Some people find that craftwork helps them control their weight. Just as it is challenging to smoke while knitting, when hands are holding needles and hooks, there’s less snacking and mindless eating out of boredom.
I’ve found that my handiwork with yarn has helped my arthritic fingers remain more dexterous as I age. A woman encouraged to try knitting and crocheting after developing an autoimmune disease that caused a lot of hand pain reported on the Craft Yarn Council site that her hands are now less stiff and painful.
A 2009 University of British Columbia study of 38 women with the eating disorder anorexia nervosa who were taught to knit found that learning the craft led to significant improvements. Seventy-four percent of the women said the activity lessened their fears and kept them from ruminating about their problem.
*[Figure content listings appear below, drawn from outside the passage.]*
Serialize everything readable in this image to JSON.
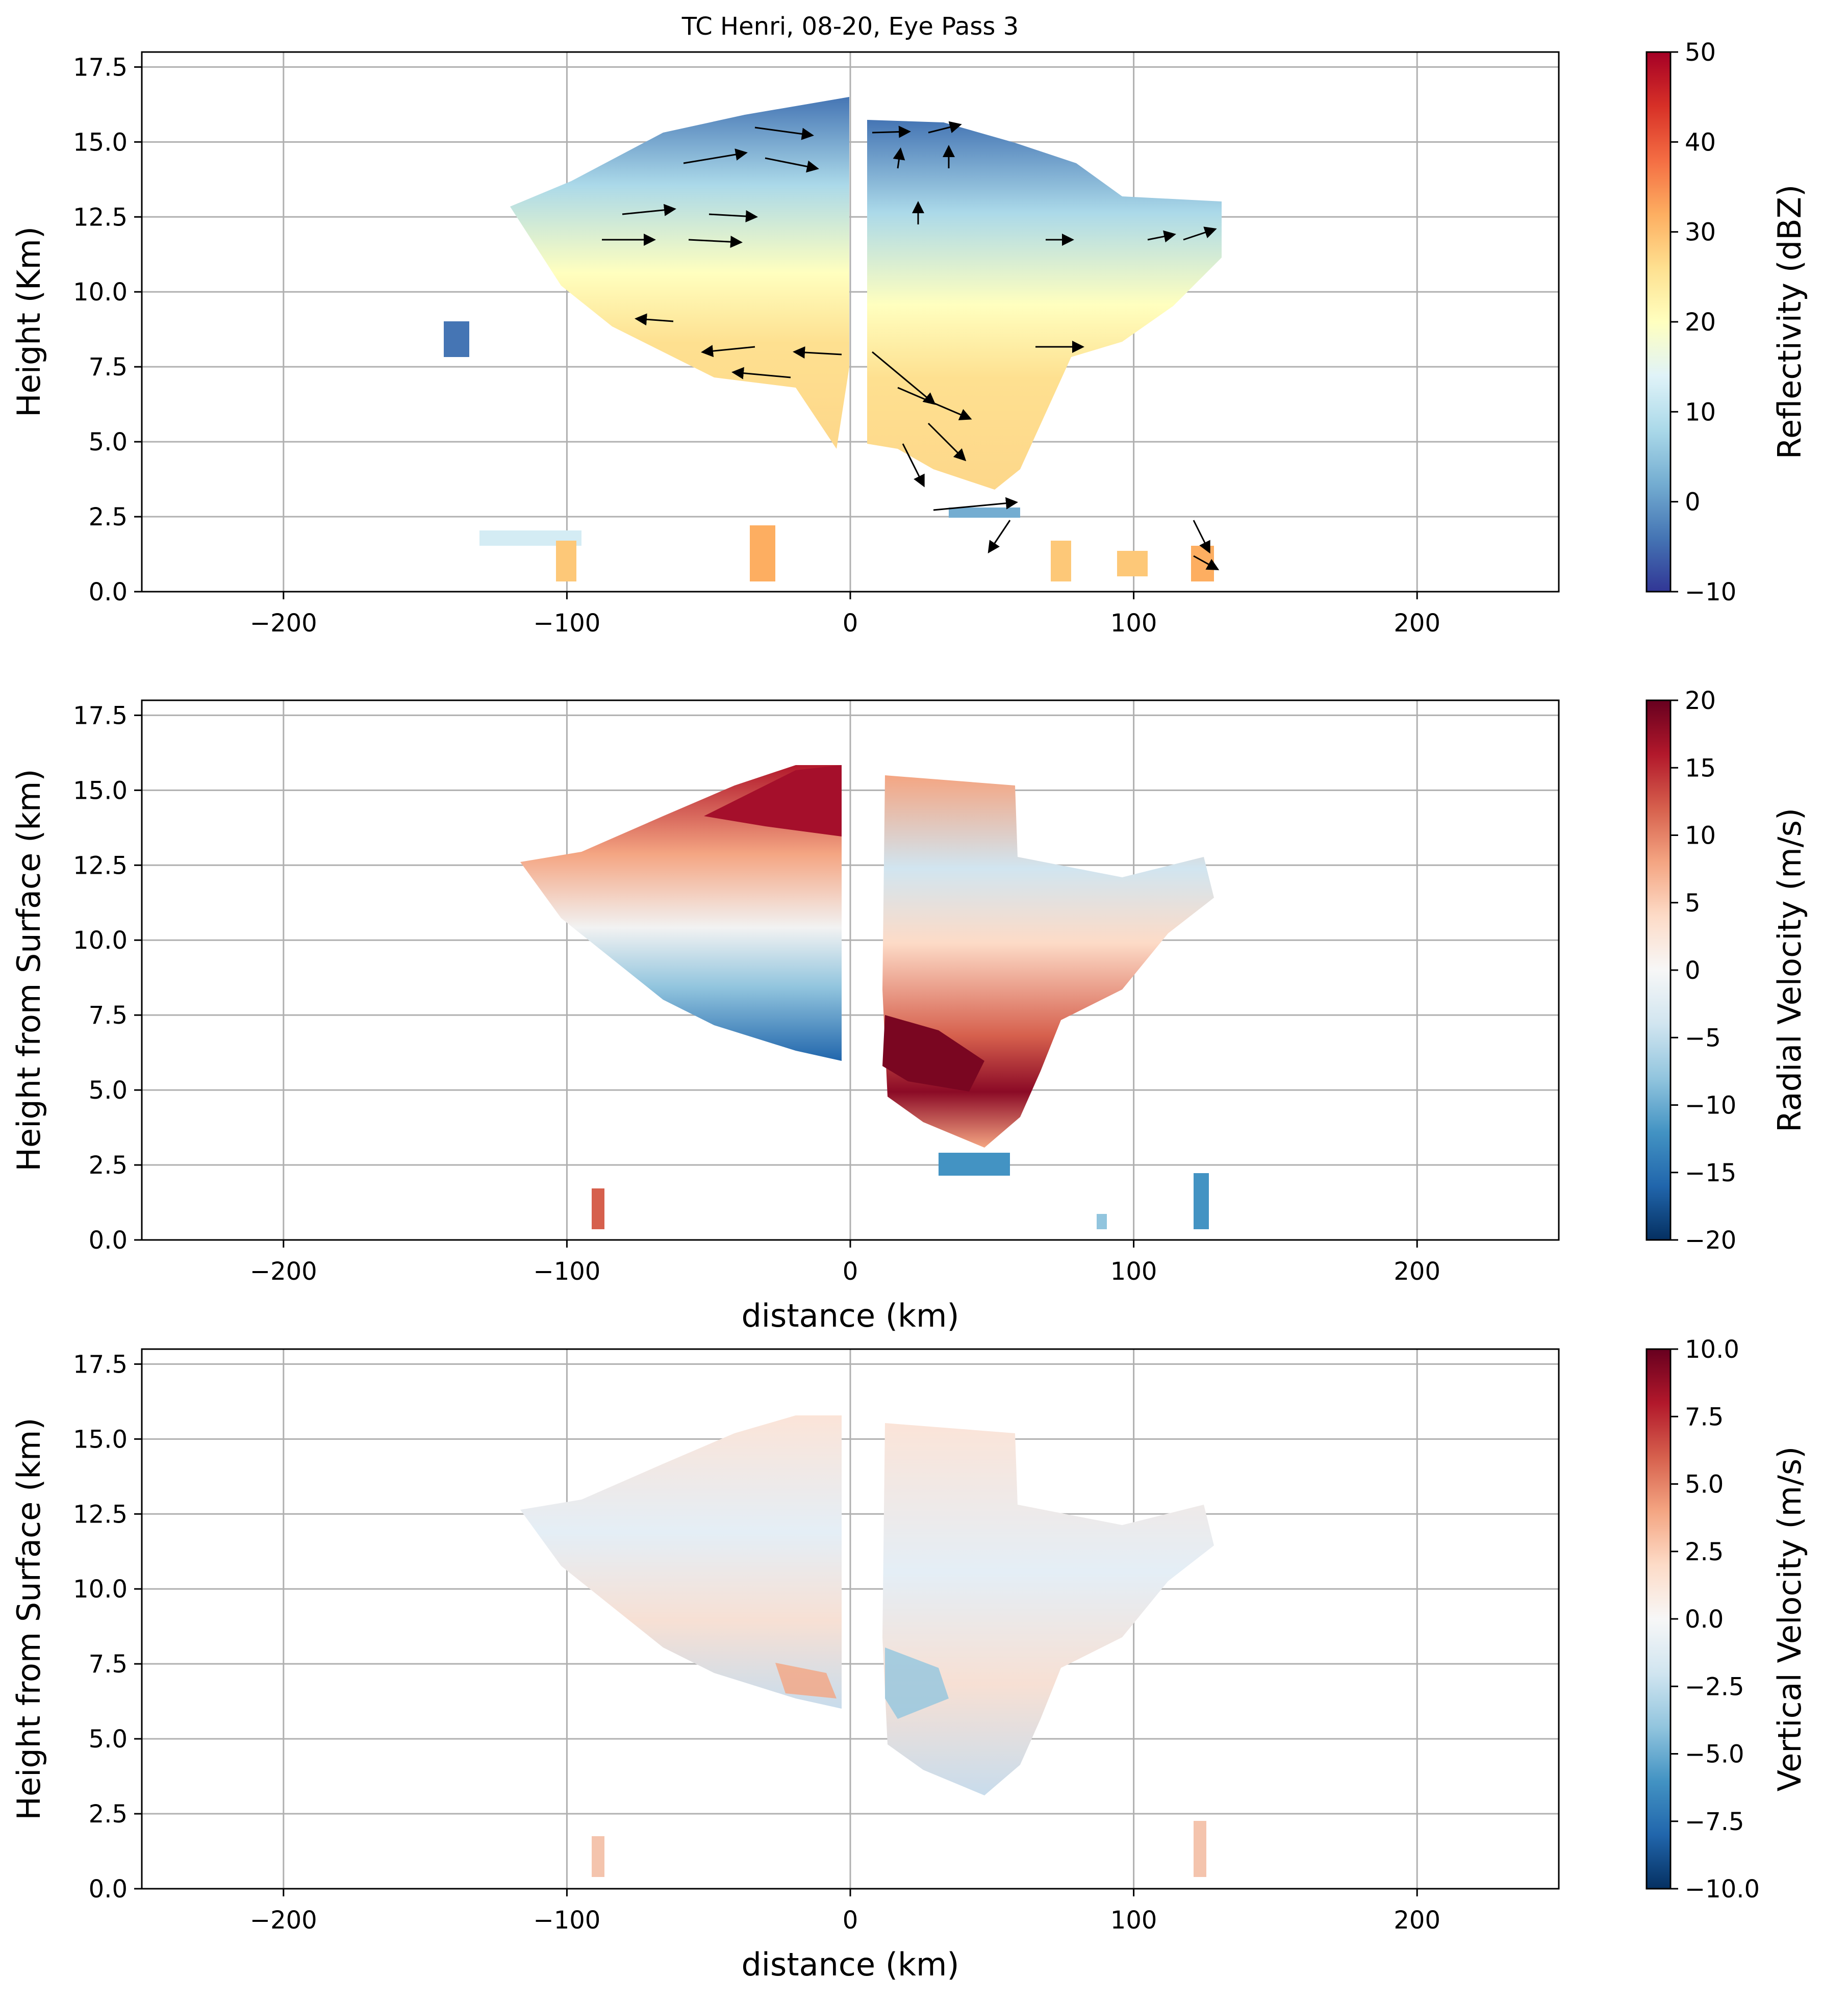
{
  "figure": {
    "title": "TC Henri, 08-20, Eye Pass 3"
  },
  "chart_data": [
    {
      "type": "heatmap",
      "title": "TC Henri, 08-20, Eye Pass 3",
      "xlabel": "",
      "ylabel": "Height (Km)",
      "xlim": [
        -250,
        250
      ],
      "ylim": [
        0,
        18
      ],
      "xticks": [
        -200,
        -100,
        0,
        100,
        200
      ],
      "xtick_labels": [
        "−200",
        "−100",
        "0",
        "100",
        "200"
      ],
      "yticks": [
        0,
        2.5,
        5,
        7.5,
        10,
        12.5,
        15,
        17.5
      ],
      "ytick_labels": [
        "0.0",
        "2.5",
        "5.0",
        "7.5",
        "10.0",
        "12.5",
        "15.0",
        "17.5"
      ],
      "grid": true,
      "colormap": "RdYlBu_r",
      "colorbar": {
        "label": "Reflectivity (dBZ)",
        "range": [
          -10,
          50
        ],
        "ticks": [
          -10,
          0,
          10,
          20,
          30,
          40,
          50
        ],
        "tick_labels": [
          "−10",
          "0",
          "10",
          "20",
          "30",
          "40",
          "50"
        ]
      },
      "field": "reflectivity",
      "has_wind_vectors": true
    },
    {
      "type": "heatmap",
      "title": "",
      "xlabel": "distance (km)",
      "ylabel": "Height from Surface (km)",
      "xlim": [
        -250,
        250
      ],
      "ylim": [
        0,
        18
      ],
      "xticks": [
        -200,
        -100,
        0,
        100,
        200
      ],
      "xtick_labels": [
        "−200",
        "−100",
        "0",
        "100",
        "200"
      ],
      "yticks": [
        0,
        2.5,
        5,
        7.5,
        10,
        12.5,
        15,
        17.5
      ],
      "ytick_labels": [
        "0.0",
        "2.5",
        "5.0",
        "7.5",
        "10.0",
        "12.5",
        "15.0",
        "17.5"
      ],
      "grid": true,
      "colormap": "RdBu_r",
      "colorbar": {
        "label": "Radial Velocity (m/s)",
        "range": [
          -20,
          20
        ],
        "ticks": [
          -20,
          -15,
          -10,
          -5,
          0,
          5,
          10,
          15,
          20
        ],
        "tick_labels": [
          "−20",
          "−15",
          "−10",
          "−5",
          "0",
          "5",
          "10",
          "15",
          "20"
        ]
      },
      "field": "radial_velocity"
    },
    {
      "type": "heatmap",
      "title": "",
      "xlabel": "distance (km)",
      "ylabel": "Height from Surface (km)",
      "xlim": [
        -250,
        250
      ],
      "ylim": [
        0,
        18
      ],
      "xticks": [
        -200,
        -100,
        0,
        100,
        200
      ],
      "xtick_labels": [
        "−200",
        "−100",
        "0",
        "100",
        "200"
      ],
      "yticks": [
        0,
        2.5,
        5,
        7.5,
        10,
        12.5,
        15,
        17.5
      ],
      "ytick_labels": [
        "0.0",
        "2.5",
        "5.0",
        "7.5",
        "10.0",
        "12.5",
        "15.0",
        "17.5"
      ],
      "grid": true,
      "colormap": "RdBu_r",
      "colorbar": {
        "label": "Vertical Velocity (m/s)",
        "range": [
          -10,
          10
        ],
        "ticks": [
          -10,
          -7.5,
          -5,
          -2.5,
          0,
          2.5,
          5,
          7.5,
          10
        ],
        "tick_labels": [
          "−10.0",
          "−7.5",
          "−5.0",
          "−2.5",
          "0.0",
          "2.5",
          "5.0",
          "7.5",
          "10.0"
        ]
      },
      "field": "vertical_velocity"
    }
  ],
  "colors": {
    "rdylbu": [
      "#313695",
      "#4575b4",
      "#74add1",
      "#abd9e9",
      "#e0f3f8",
      "#ffffbf",
      "#fee090",
      "#fdae61",
      "#f46d43",
      "#d73027",
      "#a50026"
    ],
    "rdbu": [
      "#053061",
      "#2166ac",
      "#4393c3",
      "#92c5de",
      "#d1e5f0",
      "#f7f7f7",
      "#fddbc7",
      "#f4a582",
      "#d6604d",
      "#b2182b",
      "#67001f"
    ],
    "grid": "#b0b0b0"
  }
}
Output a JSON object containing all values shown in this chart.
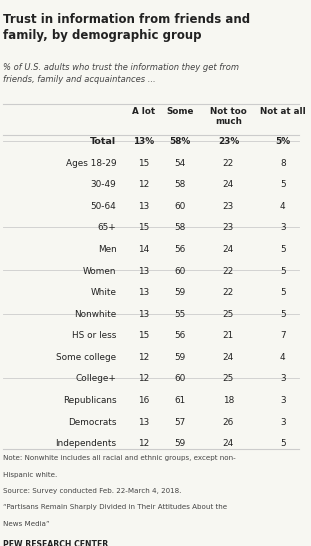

Betsan Corkhill, a wellness coach in Bath, England, and author of the book “Knit for Health & Wellness,” established a website, Stitchlinks, to explore the value of what she calls therapeutic knitting. Among her respondents, 54 percent of those who were clinically depressed said that knitting made them feel happy or very happy. In a study of 60 self-selected people with chronic pain, Ms. Corkhill and colleagues reported that knitting enabled them to redirect their focus, reducing their awareness of pain. She suggested that the brain can process just so much at once, and that activities like knitting and crocheting make it harder for the brain to register pain signals. More of Stitchlinks findings are available at their website.
Perhaps most exciting is research that suggests that crafts like knitting and crocheting may help to stave off a decline in brain function with age. In a 2011 study, researchers led by Dr. Yonas E. Geda, a psychiatrist at the Mayo Clinic in Rochester, Minn., interviewed a random sample of 1,321 people ages 70 to 89, most of whom were cognitively normal, about the cognitive activities they engaged in late in life. The study, published in the Journal of Neuropsychiatry & Clinical Neurosciences, found that those who engaged in crafts like knitting and crocheting had a diminished chance of developing mild cognitive impairment and memory loss.
Although it is possible that only people who are cognitively healthy would pursue such activities, those who read newspapers or magazines or played music did not show similar benefits. The researchers speculate that craft activities promote the development of neural pathways in the brain that help to maintain cognitive health.
In support of that suggestion, a 2014 study by Denise C. Park of the University of Texas at Dallas and colleagues demonstrated that learning to quilt or do digital photography enhanced memory function in older adults. Those who engaged in activities that were not intellectually challenging, either in a social group or alone, did not show such improvements.